Within this bio-diverse growing environment, the mixture of vegetation prevents soil erosion and fallen leaves decompose to become rich humus, thereby retaining the forest ecosystem. The Indian Rainforest-grown Arabica is unique in its properties and sought after for its flavor and characteristics, as these are grown at higher altitudes.

Increasingly, the industry is shifting towards sustainable farming practices, and more estates have become certified by Rainforest Alliance-UTZ and Fairtrade. Organic coffee is also of increasing interest, especially for coffee grown on tribal land, which represents about 42 percent of the coffee area in India. In these areas, coffee is managed in traditional ways, often organically.

Shade Grown est

Most of India’s coffee exports go to Europe, Japan and the Middle East, while many global consumers remain unaware of the complexities and quality that fine Indian coffee from Southern estates can offer. The name “Coffee of India” is only used as an indication of origin at the export level, when packages are shipped from India to the country of destination.

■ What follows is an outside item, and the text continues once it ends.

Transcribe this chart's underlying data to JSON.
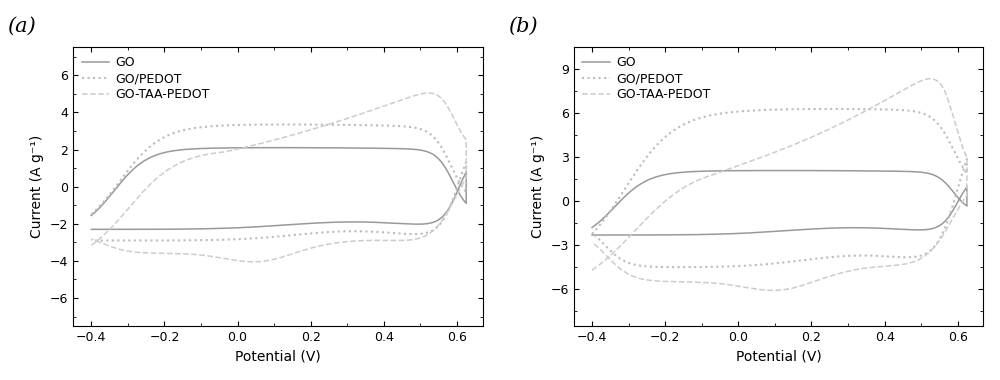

“Indian coffee, particularly the Robusta parchment and cherry, continue to see good demand from Italian buyers,” said Ramesh Rajah, the president of the Coffee Exporters Association of India. “Of concern is the falling Arabica production due to extremely low prices prevailing in the international market, as well as the recent flood damage, which is still being assessed.”

Rigid control of quality and grade designations by India Coffee Board, an agency of the Government of India, ensures the export of only the finest and the most aromatic of India’s hand-picked coffee beans.

Encouragement for the local coffee industry comes not only from the Coffee Board of India, but from nonprofit bodies such as the India Coffee Trust that are working towards fortifying and intensifying these efforts.

“The India Coffee Trust is the result of a general consensus among the stakeholders of the Indian coffee industry to create a nonprofit organization that discusses and promotes Indian coffee,” Bhandari said. “Assisting the Trust with the objective of creating a wider global outreach and visibility of India’s fine Shade Grown coffees is the Indian Coffee Collective. Together, our primary mandate is to promote India’s shade-grown coffees and it’s long standing history with the humble brown bean.”

With a goal of raising awareness around preserving and promoting the values of coffee culture in India, the India International Coffee Festival — jointly organized by the India Coffee Trust and Coffee Board of India — took place in Bengaluru in January 2018. The four-day attracted more than 5,000 local, national, and international visitors.

The next festival is scheduled for 2020. Time will tell where Indian coffee will be by then.



Leonie Elliss

A very interesting article, thank you. I’m researching some family history for a friend who believes he has ancestors who grew coffee in southern India in the 19thC. Comments and advice welcome.